I’m not going to mention the reprehensible piece of garbage who won the 2020 National League Cy Young Award during the peak of the sticky-stuff era by name, but I’m going to reference the concept that brought him to the Cincinnati Reds during the summer of 2019.
On July 31st of that year as the trade deadline loomed, the Reds found themselves punching around at 50-56, within earshot of the the division lead just 6.5 games out. They weren’t really going to go for it that year, but they wanted to a) get a little bit better without destroying their farm system, if possible, and b) make any kind of strategic addition for the 2020 season if they thought the price out there was correct.
By that point, Taylor Trammell had established himself as a legitimately good prospect, universally ranked in the top-half of Top 100 lists across the board while also carrying the prospect pedigree of having been a 1st round pick (and dual-sport star in high school). Dealing him was something that was going to seriously dent the Reds farm system, but moving him was also precisely the kind of thing that would land them the impact player they sought that was more than just a rental.
We know how that deal turned out, even if the 2020 season itself went sideways before it ever began due to the COVID 19 pandemic.

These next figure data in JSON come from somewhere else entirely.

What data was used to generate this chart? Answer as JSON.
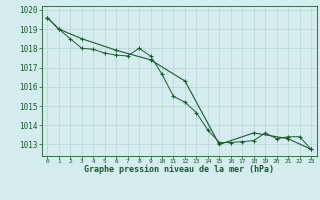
{
  "title": "Graphe pression niveau de la mer (hPa)",
  "bg_color": "#d4ecee",
  "grid_color": "#b8d4d6",
  "line_color": "#1a5c2a",
  "xlim": [
    -0.5,
    23.5
  ],
  "ylim": [
    1012.4,
    1020.2
  ],
  "yticks": [
    1013,
    1014,
    1015,
    1016,
    1017,
    1018,
    1019,
    1020
  ],
  "xticks": [
    0,
    1,
    2,
    3,
    4,
    5,
    6,
    7,
    8,
    9,
    10,
    11,
    12,
    13,
    14,
    15,
    16,
    17,
    18,
    19,
    20,
    21,
    22,
    23
  ],
  "series1_x": [
    0,
    1,
    2,
    3,
    4,
    5,
    6,
    7,
    8,
    9,
    10,
    11,
    12,
    13,
    14,
    15,
    16,
    17,
    18,
    19,
    20,
    21,
    22,
    23
  ],
  "series1_y": [
    1019.6,
    1019.0,
    1018.5,
    1018.0,
    1017.95,
    1017.75,
    1017.65,
    1017.6,
    1018.0,
    1017.6,
    1016.65,
    1015.5,
    1015.2,
    1014.65,
    1013.75,
    1013.1,
    1013.1,
    1013.15,
    1013.2,
    1013.6,
    1013.3,
    1013.4,
    1013.4,
    1012.75
  ],
  "series2_x": [
    0,
    1,
    3,
    6,
    9,
    12,
    15,
    18,
    21,
    23
  ],
  "series2_y": [
    1019.6,
    1019.0,
    1018.5,
    1017.9,
    1017.4,
    1016.3,
    1013.0,
    1013.6,
    1013.3,
    1012.75
  ]
}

As Christian Encarnacion-Strand continues to beat the everloving hell out of baseballs for AAA Louisville this year while the big league Reds inch ever-closer to realistic playoff aspirations in the dismal NL Central, it’s hard not to wonder if the same recipe is being pinned to the corkboard in the Reds front office kitchen. After all, despite routinely posting numbers that dwarfed even those of Elly De La Cruz for the Bats, CES remains stuck in a place where the spotlight increasingly grows on him while also being secure at a level where even the slightest bit of failure appears completely out of the question.
Add-in that Joey Votto, the future Hall of Famer who will play 1B and DH for the Reds when those spots look like the best places for CES in the future, will be back with the Reds in the next two weeks, and the choice between CES mashing everyday in AAA vs. getting spotty PA here and there at the big league level seems an easy one.

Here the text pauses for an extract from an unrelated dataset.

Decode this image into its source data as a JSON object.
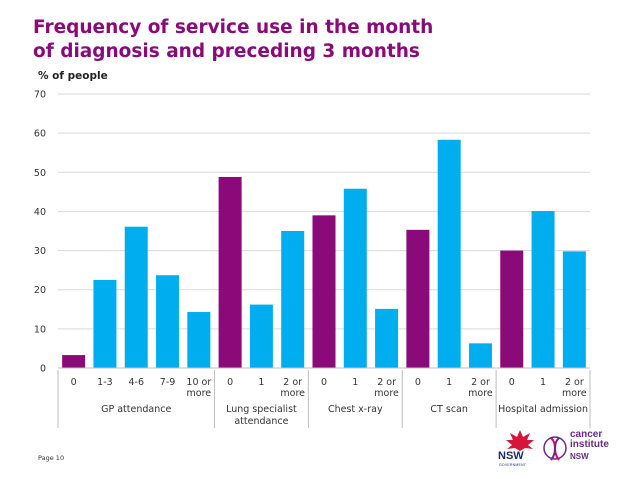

Might they be showcasing him? Is it outlandish to wonder if the Reds brass is letting him excel while they keep tabs on, I dunno, a starting pitcher who can get them to the finish line this season and still be a big part of the team’s plans next year, too?

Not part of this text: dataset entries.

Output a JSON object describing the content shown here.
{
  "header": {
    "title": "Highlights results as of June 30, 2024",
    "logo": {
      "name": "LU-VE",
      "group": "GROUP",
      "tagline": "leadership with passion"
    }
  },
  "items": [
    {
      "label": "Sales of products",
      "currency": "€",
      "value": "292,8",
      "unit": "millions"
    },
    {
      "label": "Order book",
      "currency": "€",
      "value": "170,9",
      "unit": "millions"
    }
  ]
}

The next six weeks will, as they always do, shake the standings tree to see which teams are still hanging around. More importantly, they’ll shake out which clubs are currently still within earshot of a playoff run who may now opt to cash-in and rebuild their farm. The Cleveland Guardians, for example, sit at just 31-36 at the moment and 3.5 games out of first place in the dismal AL Central, and that makes Shane Bieber a name that begins to maybe, sort of, kind of fit the concept of which I speak. Five weeks from now, however, Bieber and the Guardians could’ve ripped off enough wins to take control of that dismal division, and he’d be off the board completely.
What I do know is that the Reds have perhaps more payroll flexibility than ever before after this season and a young core that sure as hell looks like it will be breaking out for real no later than 2024 - and maybe, as we’ve witnessed already, before. Being opportunistic might well see them in position to land a piece that fits what they truly need as this window opens, and they might well be playing their way into fielding calls.